Do you use a website for your insurance business? Do you conduct business through your website? What would you do if your website was frozen and a ransom was demanded before it would be operational again? Some agents just pay the ransom so that productivity is not interrupted. When it comes to small business and why it can be a favored target by hackers, the ransom amount being demanded is not that much. Would you pay $300.00 if your site was locked? Knowing that it would cost more in time and money to fix a compromised website, many small business owners pay the ransom and carry on. Small businesses are good targets: insurance agents are good targets.
Do you use a lap top for your business? What if it was lost or stolen? Do you have protected personal information on that lap top for yourself and your clients? The theft of such lap top, in many states, serves as a trigger to notify your clients that their data may have been compromised and to provide credit monitoring services for them.
Have you educated yourself on the ways that corruption can enter your personal computer and server through emails? The words of wisdom that used to be imparted were “never open an email if you don’t know who sent it”. Now, those busy hackers looking to corrupt systems have the ability to enter personal computers and jump to servers, destroying data, through the use of emails that appear to be 100% legitimate.
If you have staff, you really need to warn them about clicking on links in emails or opening attachments. One sly form of entry used by a hacker is to attach a .pdf that shows ..pdf -that extra dot signifies that you could be a target and once opened you’ve welcomed a big troublemaker into your system.
Should you receive an email with the ..pdf attachment, you need to call the sender, before clicking on that attachment to ask if it was a typographical error when they named the document. You may be surprised to find out that they’ll tell you their email was recently hacked and they sent no such email or attachment.
Question any interactive invoices that come in via email or any emails that have a sense of urgency to them. You must be proactive and sharp because one click on a seemingly innocent link or attachment could become your worst nightmare.

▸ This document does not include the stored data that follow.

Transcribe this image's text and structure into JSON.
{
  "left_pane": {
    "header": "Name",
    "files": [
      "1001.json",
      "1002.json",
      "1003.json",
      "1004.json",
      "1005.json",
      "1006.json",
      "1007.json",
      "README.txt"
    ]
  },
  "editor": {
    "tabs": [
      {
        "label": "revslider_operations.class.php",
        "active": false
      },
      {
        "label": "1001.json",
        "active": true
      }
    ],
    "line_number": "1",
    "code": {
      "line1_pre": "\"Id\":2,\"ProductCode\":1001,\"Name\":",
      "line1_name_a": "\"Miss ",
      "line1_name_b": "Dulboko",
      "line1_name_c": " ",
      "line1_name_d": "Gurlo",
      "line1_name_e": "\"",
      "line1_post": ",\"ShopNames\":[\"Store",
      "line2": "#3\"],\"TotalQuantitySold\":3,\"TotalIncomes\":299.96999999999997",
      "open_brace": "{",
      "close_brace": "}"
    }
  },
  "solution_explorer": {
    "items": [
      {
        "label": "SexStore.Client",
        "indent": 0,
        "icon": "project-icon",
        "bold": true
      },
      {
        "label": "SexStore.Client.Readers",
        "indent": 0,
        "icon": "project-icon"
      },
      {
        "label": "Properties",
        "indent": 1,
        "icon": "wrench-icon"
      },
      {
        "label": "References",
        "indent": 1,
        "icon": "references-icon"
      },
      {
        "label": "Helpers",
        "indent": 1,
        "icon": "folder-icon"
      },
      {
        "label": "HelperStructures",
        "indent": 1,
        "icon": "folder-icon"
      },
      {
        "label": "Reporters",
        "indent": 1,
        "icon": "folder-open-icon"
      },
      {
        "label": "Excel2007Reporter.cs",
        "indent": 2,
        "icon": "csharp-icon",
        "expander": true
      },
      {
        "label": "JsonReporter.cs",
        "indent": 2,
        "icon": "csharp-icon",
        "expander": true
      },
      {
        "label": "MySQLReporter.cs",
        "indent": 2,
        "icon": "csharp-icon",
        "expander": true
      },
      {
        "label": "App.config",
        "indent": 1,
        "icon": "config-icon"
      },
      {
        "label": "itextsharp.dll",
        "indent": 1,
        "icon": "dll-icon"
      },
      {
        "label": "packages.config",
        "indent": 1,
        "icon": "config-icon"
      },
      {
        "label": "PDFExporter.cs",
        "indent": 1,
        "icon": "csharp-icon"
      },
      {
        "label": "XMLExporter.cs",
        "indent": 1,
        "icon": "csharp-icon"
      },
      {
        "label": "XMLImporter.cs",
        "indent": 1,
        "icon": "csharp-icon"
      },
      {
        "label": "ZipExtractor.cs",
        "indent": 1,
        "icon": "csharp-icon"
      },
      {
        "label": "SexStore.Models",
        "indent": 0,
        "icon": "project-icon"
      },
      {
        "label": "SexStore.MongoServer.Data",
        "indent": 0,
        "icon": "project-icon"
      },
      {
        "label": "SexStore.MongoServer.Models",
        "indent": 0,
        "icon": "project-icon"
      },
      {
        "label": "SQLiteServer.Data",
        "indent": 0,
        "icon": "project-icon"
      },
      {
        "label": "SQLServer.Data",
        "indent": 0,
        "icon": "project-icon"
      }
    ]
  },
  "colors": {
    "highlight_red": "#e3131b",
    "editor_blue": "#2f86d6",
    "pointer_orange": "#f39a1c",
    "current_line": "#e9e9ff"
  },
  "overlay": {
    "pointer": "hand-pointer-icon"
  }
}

Beware of deceptive transfer tactics. Make sure if you are going to move money that you know exactly where it is going and don’t hesitate to make phone calls prior to doing so to confirm account numbers.
You are busy, your staff is staff busy. Everyone appreciates that using computers makes life easier; however, now is the time to keep your eyes opened and your brain engaged. Realize that you are a target. Don’t be fooled into having a false sense of security by firewalls, virus protection, malware protection and the like. Remember to stay on top of all of your security updates as well. Consider purchasing a Cyber Liability Protection Policy. Make sure your guard is up and hope it never fails.